Nothing  clearly racist or sexist.  If you feel there is, maybe specify what you think is, and why you feel that way?  Now there are times things are reported, but that doesn't mean they are supported.  It's just talking about people and their traditions at a set time.  "Slavery" was also viewed very differently than in modern times.  There were slaves and masters, but there were guidelines to having slaves.  The slaves were often such because they owed a debt.  During the year of jubilee, the slaves were to be released.  Some wanted to continue working for their master, and if they chose to, their ear would be pierced which was symbolic of their dedication to their master.  If you're thinking of the Egyptians, then slavery was more brutal, but that's not something that was being supported, but rather reporting a historical account.

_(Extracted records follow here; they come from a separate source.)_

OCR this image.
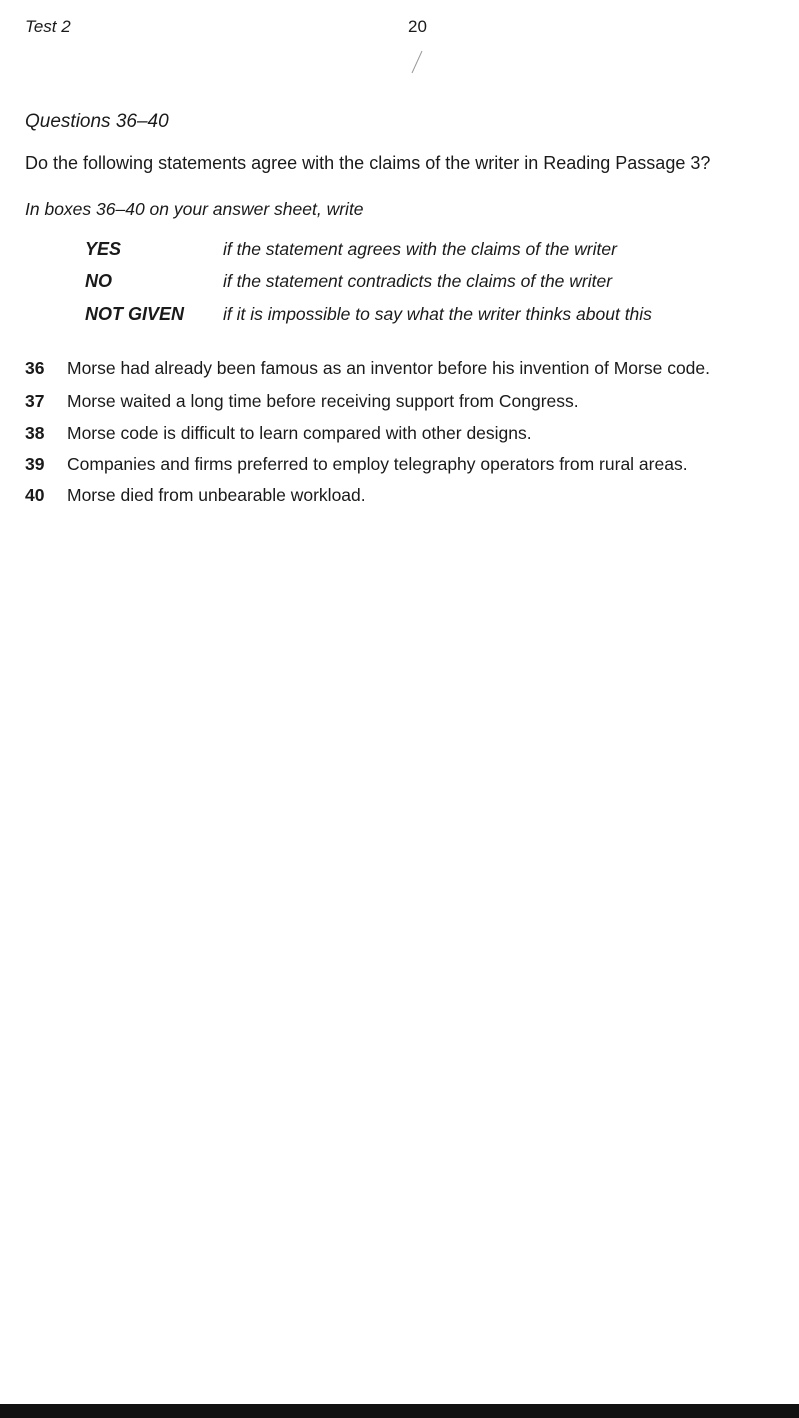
Test 2	20
Questions 36–40
Do the following statements agree with the claims of the writer in Reading Passage 3?
In boxes 36–40 on your answer sheet, write
YES	if the statement agrees with the claims of the writer
NO	if the statement contradicts the claims of the writer
NOT GIVEN if it is impossible to say what the writer thinks about this
36 Morse had already been famous as an inventor before his invention of Morse code.
37 Morse waited a long time before receiving support from Congress.
38 Morse code is difficult to learn compared with other designs.
39 Companies and firms preferred to employ telegraphy operators from rural areas.
40 Morse died from unbearable workload.
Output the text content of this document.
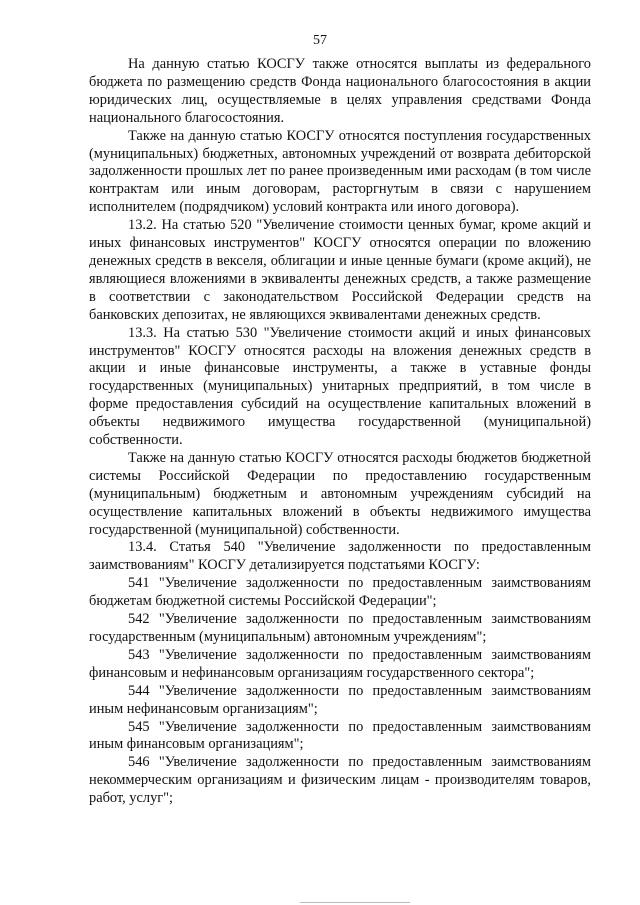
57

На данную статью КОСГУ также относятся выплаты из федерального бюджета по размещению средств Фонда национального благосостояния в акции юридических лиц, осуществляемые в целях управления средствами Фонда национального благосостояния.

Также на данную статью КОСГУ относятся поступления государственных (муниципальных) бюджетных, автономных учреждений от возврата дебиторской задолженности прошлых лет по ранее произведенным ими расходам (в том числе контрактам или иным договорам, расторгнутым в связи с нарушением исполнителем (подрядчиком) условий контракта или иного договора).

13.2. На статью 520 "Увеличение стоимости ценных бумаг, кроме акций и иных финансовых инструментов" КОСГУ относятся операции по вложению денежных средств в векселя, облигации и иные ценные бумаги (кроме акций), не являющиеся вложениями в эквиваленты денежных средств, а также размещение в соответствии с законодательством Российской Федерации средств на банковских депозитах, не являющихся эквивалентами денежных средств.

13.3. На статью 530 "Увеличение стоимости акций и иных финансовых инструментов" КОСГУ относятся расходы на вложения денежных средств в акции и иные финансовые инструменты, а также в уставные фонды государственных (муниципальных) унитарных предприятий, в том числе в форме предоставления субсидий на осуществление капитальных вложений в объекты недвижимого имущества государственной (муниципальной) собственности.

Также на данную статью КОСГУ относятся расходы бюджетов бюджетной системы Российской Федерации по предоставлению государственным (муниципальным) бюджетным и автономным учреждениям субсидий на осуществление капитальных вложений в объекты недвижимого имущества государственной (муниципальной) собственности.

13.4. Статья 540 "Увеличение задолженности по предоставленным заимствованиям" КОСГУ детализируется подстатьями КОСГУ:

541 "Увеличение задолженности по предоставленным заимствованиям бюджетам бюджетной системы Российской Федерации";

542 "Увеличение задолженности по предоставленным заимствованиям государственным (муниципальным) автономным учреждениям";

543 "Увеличение задолженности по предоставленным заимствованиям финансовым и нефинансовым организациям государственного сектора";

544 "Увеличение задолженности по предоставленным заимствованиям иным нефинансовым организациям";

545 "Увеличение задолженности по предоставленным заимствованиям иным финансовым организациям";

546 "Увеличение задолженности по предоставленным заимствованиям некоммерческим организациям и физическим лицам - производителям товаров, работ, услуг";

Don't be ridiculous. I can sniff your indentured servant lies a mile away. Jewish men could only be a slave for 7 years. Women and foreigners would be slaves for life. That's racism and sexism right there. Also, certain races were not allowed into the temple. You could charge foreigners interest but not Jews. Imagine if white people got interest-free credit cards and blacks never could get those. The fact that I have to spell this out for you in 2019 is ridiculous. Old news that you are pretending to not know. What is your problem?
Jesus is like Pinocchio.  He's the bastard son of a carpenter. And a liar. And he wishes he was real.